Baking Considerations:

*Aluminum bread pan works the best.  Glass pans are not recommended.

**Over mixing or mixing using beaters will create a dry and thick loaf.

***If you don’t have ripe bananas on hand, pre-heat your oven 250ºF and bake the bananas (with the peel on) on a tray for 15 to 20 min or until the bananas turn into a dark color. Be careful not to burn them.

****Keep the banana bread in a covered container in the refrigerator to preserve freshness.     Consume in the next 4 days.

HEALTHY INGREDIENTS

Ripe bananas: The brown spots on bananas indicate TNF (Tumor Necrosis Factor). TNF helps fight against abnormal cells in the body. Your body can easily break down the carbohydrates in ripe bananas, and they can even aid in digestion.

Millet Flour:  It is a good source of some essential nutrients, including copper, manganese, phosphorus, and magnesium. It is a gluten-free grain that’s rich in  soluble fiber, and protein. It may also help to lower cholesterol and blood sugar.

Brown Rice Flour: It is an excellent source of protein, iron, fiber and vitamin B.  It is gluten free and can help lower blood sugar levels, improve digestive health, reduce cholesterol levels.  reduce body weight and protect against heart disease.

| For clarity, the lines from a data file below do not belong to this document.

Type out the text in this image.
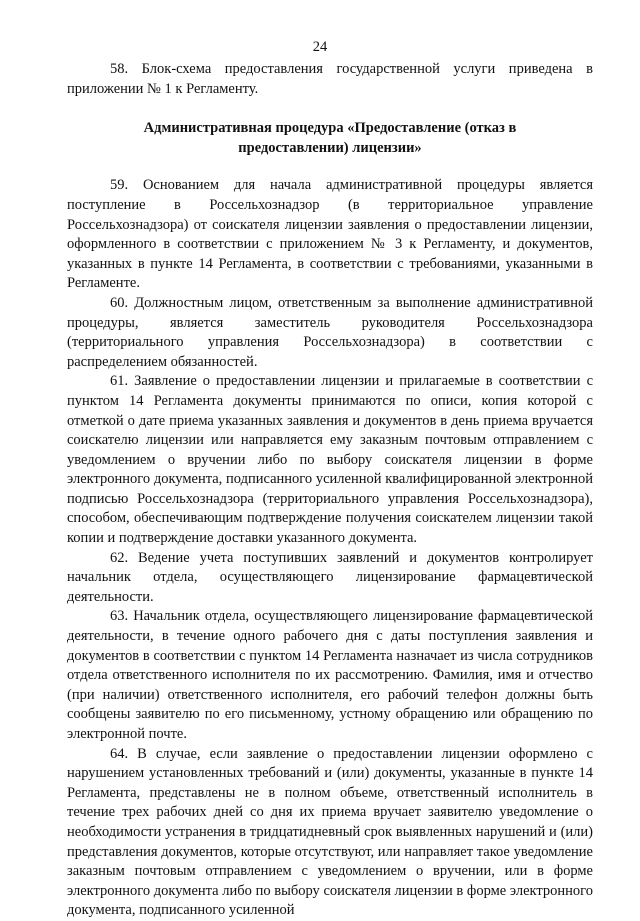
24

58. Блок-схема предоставления государственной услуги приведена в приложении № 1 к Регламенту.

Административная процедура «Предоставление (отказ в предоставлении) лицензии»

59. Основанием для начала административной процедуры является поступление в Россельхознадзор (в территориальное управление Россельхознадзора) от соискателя лицензии заявления о предоставлении лицензии, оформленного в соответствии с приложением № 3 к Регламенту, и документов, указанных в пункте 14 Регламента, в соответствии с требованиями, указанными в Регламенте.

60. Должностным лицом, ответственным за выполнение административной процедуры, является заместитель руководителя Россельхознадзора (территориального управления Россельхознадзора) в соответствии с распределением обязанностей.

61. Заявление о предоставлении лицензии и прилагаемые в соответствии с пунктом 14 Регламента документы принимаются по описи, копия которой с отметкой о дате приема указанных заявления и документов в день приема вручается соискателю лицензии или направляется ему заказным почтовым отправлением с уведомлением о вручении либо по выбору соискателя лицензии в форме электронного документа, подписанного усиленной квалифицированной электронной подписью Россельхознадзора (территориального управления Россельхознадзора), способом, обеспечивающим подтверждение получения соискателем лицензии такой копии и подтверждение доставки указанного документа.

62. Ведение учета поступивших заявлений и документов контролирует начальник отдела, осуществляющего лицензирование фармацевтической деятельности.

63. Начальник отдела, осуществляющего лицензирование фармацевтической деятельности, в течение одного рабочего дня с даты поступления заявления и документов в соответствии с пунктом 14 Регламента назначает из числа сотрудников отдела ответственного исполнителя по их рассмотрению. Фамилия, имя и отчество (при наличии) ответственного исполнителя, его рабочий телефон должны быть сообщены заявителю по его письменному, устному обращению или обращению по электронной почте.

64. В случае, если заявление о предоставлении лицензии оформлено с нарушением установленных требований и (или) документы, указанные в пункте 14 Регламента, представлены не в полном объеме, ответственный исполнитель в течение трех рабочих дней со дня их приема вручает заявителю уведомление о необходимости устранения в тридцатидневный срок выявленных нарушений и (или) представления документов, которые отсутствуют, или направляет такое уведомление заказным почтовым отправлением с уведомлением о вручении, или в форме электронного документа либо по выбору соискателя лицензии в форме электронного документа, подписанного усиленной
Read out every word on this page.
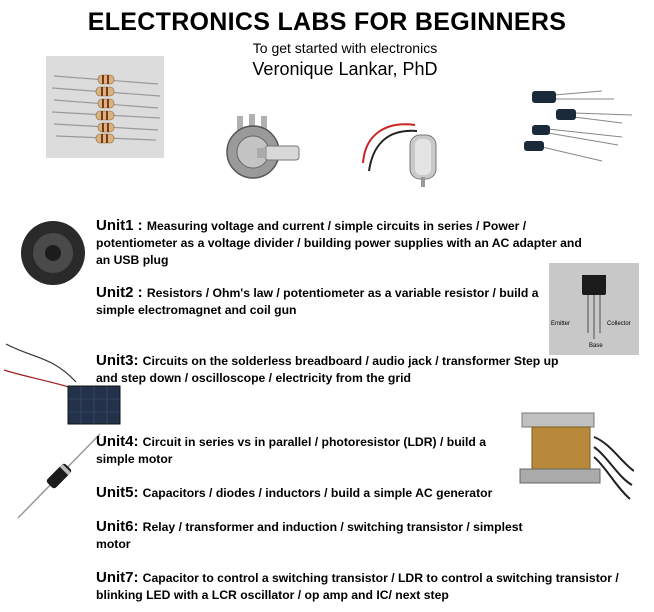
ELECTRONICS LABS FOR BEGINNERS
To get started with electronics
Veronique Lankar, PhD
Emitter	Collector
Base
Unit1 : Measuring voltage and current / simple circuits in series / Power / potentiometer as a voltage divider / building power supplies with an AC adapter and an USB plug
Unit2 : Resistors / Ohm's law / potentiometer as a variable resistor / build a simple electromagnet and coil gun
Unit3: Circuits on the solderless breadboard / audio jack / transformer Step up and step down / oscilloscope / electricity from the grid
Unit4: Circuit in series vs in parallel / photoresistor (LDR) / build a simple motor
Unit5: Capacitors / diodes / inductors / build a simple AC generator
Unit6: Relay / transformer and induction / switching transistor / simplest motor
Unit7: Capacitor to control a switching transistor / LDR to control a switching transistor / blinking LED with a LCR oscillator / op amp and IC/ next step
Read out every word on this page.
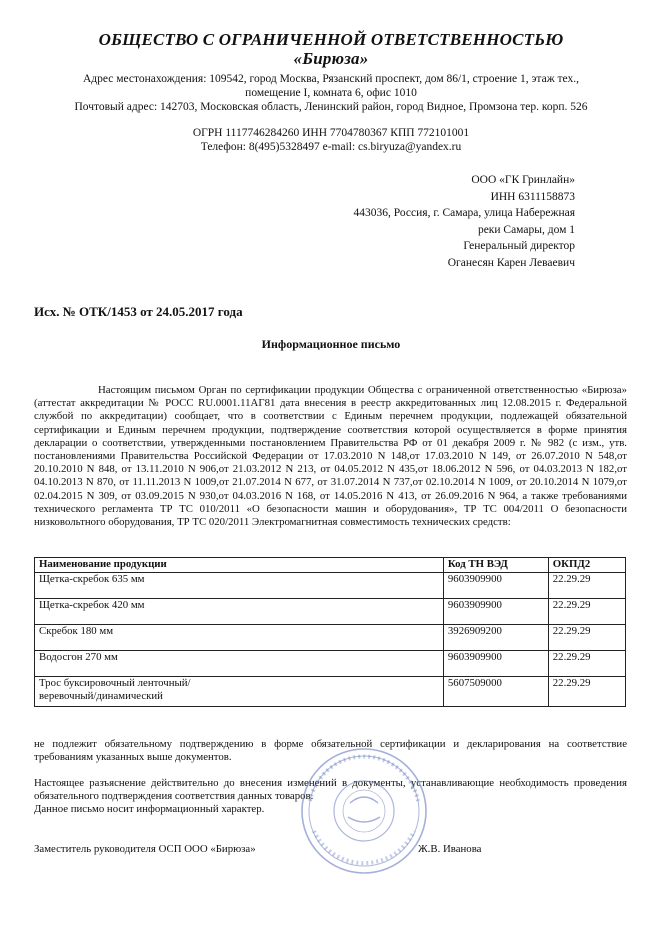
ОБЩЕСТВО С ОГРАНИЧЕННОЙ ОТВЕТСТВЕННОСТЬЮ
«Бирюза»
Адрес местонахождения: 109542, город Москва, Рязанский проспект, дом 86/1, строение 1, этаж тех.,
помещение I, комната 6, офис 1010
Почтовый адрес: 142703, Московская область, Ленинский район, город Видное, Промзона тер. корп. 526
ОГРН 1117746284260 ИНН 7704780367 КПП 772101001
Телефон: 8(495)5328497 e-mail: cs.biryuza@yandex.ru
ООО «ГК Гринлайн»
ИНН 6311158873
443036, Россия, г. Самара, улица Набережная
реки Самары, дом 1
Генеральный директор
Оганесян Карен Леваевич
Исх. № ОТК/1453 от 24.05.2017 года
Информационное письмо
Настоящим письмом Орган по сертификации продукции Общества с ограниченной ответственностью «Бирюза» (аттестат аккредитации № РОСС RU.0001.11АГ81 дата внесения в реестр аккредитованных лиц 12.08.2015 г. Федеральной службой по аккредитации) сообщает, что в соответствии с Единым перечнем продукции, подлежащей обязательной сертификации и Единым перечнем продукции, подтверждение соответствия которой осуществляется в форме принятия декларации о соответствии, утвержденными постановлением Правительства РФ от 01 декабря 2009 г. № 982 (с изм., утв. постановлениями Правительства Российской Федерации от 17.03.2010 N 148,от 17.03.2010 N 149, от 26.07.2010 N 548,от 20.10.2010 N 848, от 13.11.2010 N 906,от 21.03.2012 N 213, от 04.05.2012 N 435,от 18.06.2012 N 596, от 04.03.2013 N 182,от 04.10.2013 N 870, от 11.11.2013 N 1009,от 21.07.2014 N 677, от 31.07.2014 N 737,от 02.10.2014 N 1009, от 20.10.2014 N 1079,от 02.04.2015 N 309, от 03.09.2015 N 930,от 04.03.2016 N 168, от 14.05.2016 N 413, от 26.09.2016 N 964, а также требованиями технического регламента ТР ТС 010/2011 «О безопасности машин и оборудования», ТР ТС 004/2011 О безопасности низковольтного оборудования, ТР ТС 020/2011 Электромагнитная совместимость технических средств:
Наименование продукции	Код ТН ВЭД	ОКПД2
Щетка-скребок 635 мм	9603909900	22.29.29
Щетка-скребок 420 мм	9603909900	22.29.29
Скребок 180 мм	3926909200	22.29.29
Водосгон 270 мм	9603909900	22.29.29
Трос буксировочный ленточный/веревочный/динамический	5607509000	22.29.29
не подлежит обязательному подтверждению в форме обязательной сертификации и декларирования на соответствие требованиям указанных выше документов.
Настоящее разъяснение действительно до внесения изменений в документы, устанавливающие необходимость проведения обязательного подтверждения соответствия данных товаров.
Данное письмо носит информационный характер.
Заместитель руководителя ОСП ООО «Бирюза»	Ж.В. Иванова
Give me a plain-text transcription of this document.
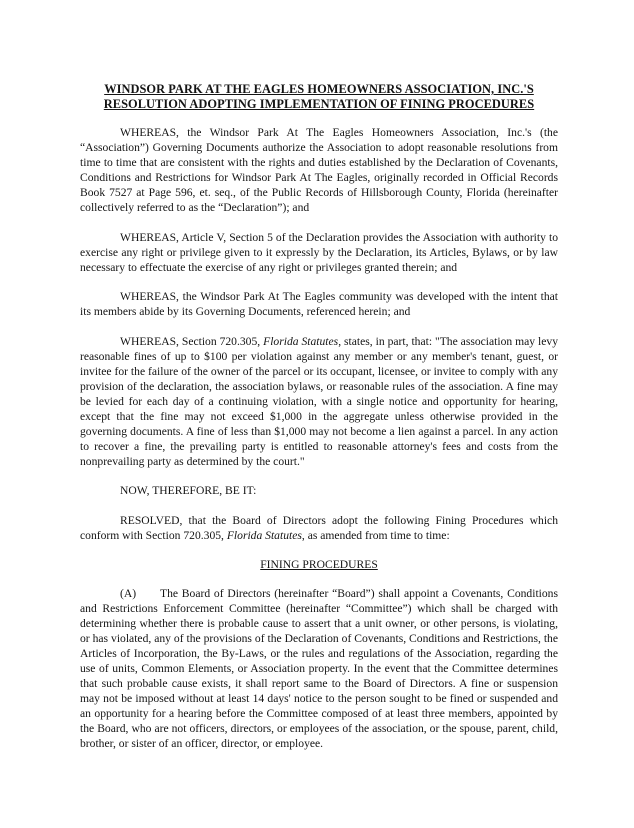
WINDSOR PARK AT THE EAGLES HOMEOWNERS ASSOCIATION, INC.'S
RESOLUTION ADOPTING IMPLEMENTATION OF FINING PROCEDURES

WHEREAS, the Windsor Park At The Eagles Homeowners Association, Inc.'s (the “Association”) Governing Documents authorize the Association to adopt reasonable resolutions from time to time that are consistent with the rights and duties established by the Declaration of Covenants, Conditions and Restrictions for Windsor Park At The Eagles, originally recorded in Official Records Book 7527 at Page 596, et. seq., of the Public Records of Hillsborough County, Florida (hereinafter collectively referred to as the “Declaration”); and

WHEREAS, Article V, Section 5 of the Declaration provides the Association with authority to exercise any right or privilege given to it expressly by the Declaration, its Articles, Bylaws, or by law necessary to effectuate the exercise of any right or privileges granted therein; and

WHEREAS, the Windsor Park At The Eagles community was developed with the intent that its members abide by its Governing Documents, referenced herein; and

WHEREAS, Section 720.305, Florida Statutes, states, in part, that: "The association may levy reasonable fines of up to $100 per violation against any member or any member's tenant, guest, or invitee for the failure of the owner of the parcel or its occupant, licensee, or invitee to comply with any provision of the declaration, the association bylaws, or reasonable rules of the association. A fine may be levied for each day of a continuing violation, with a single notice and opportunity for hearing, except that the fine may not exceed $1,000 in the aggregate unless otherwise provided in the governing documents. A fine of less than $1,000 may not become a lien against a parcel. In any action to recover a fine, the prevailing party is entitled to reasonable attorney's fees and costs from the nonprevailing party as determined by the court."

NOW, THEREFORE, BE IT:

RESOLVED, that the Board of Directors adopt the following Fining Procedures which conform with Section 720.305, Florida Statutes, as amended from time to time:

FINING PROCEDURES

(A) The Board of Directors (hereinafter “Board”) shall appoint a Covenants, Conditions and Restrictions Enforcement Committee (hereinafter “Committee”) which shall be charged with determining whether there is probable cause to assert that a unit owner, or other persons, is violating, or has violated, any of the provisions of the Declaration of Covenants, Conditions and Restrictions, the Articles of Incorporation, the By-Laws, or the rules and regulations of the Association, regarding the use of units, Common Elements, or Association property. In the event that the Committee determines that such probable cause exists, it shall report same to the Board of Directors. A fine or suspension may not be imposed without at least 14 days' notice to the person sought to be fined or suspended and an opportunity for a hearing before the Committee composed of at least three members, appointed by the Board, who are not officers, directors, or employees of the association, or the spouse, parent, child, brother, or sister of an officer, director, or employee.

Coconut Flour: It’s high in fiber, protein, and healthy fats and is free from wheat and other grains. It is low in sugar, digestible carbohydrates and calories, and has a low glycemic rating.

Coconut Sugar:  It contains iron, zinc, calcium and potassium.  It also has a small amount of insulin, a type of soluble fiber that can make post-meal blood sugar spikes less likely.

Organic Raw Brown Sugar:  Raw sugar contains vitamins (A, B1, B2, B6, C) and minerals (sodium, calcium, magnesium, and iron) and amino acids that make it a healthier alternative.

Walnuts  These nuts are dense in nutrients (magnesium, phosphorus, vitamin B6, copper, iron), protein, and provide heart-healthy fats.

Pure Vanilla Extract: It is richer tasting and may offer health benefits you won’t get from the synthetic version. It is a powerful antioxidant, antibacterial and reduces inflammation.

Ceylon (Sri Lankan)  Cinnamon: Cinnamon can dramatically reduce insulin resistance, helping this vital hormone do its job.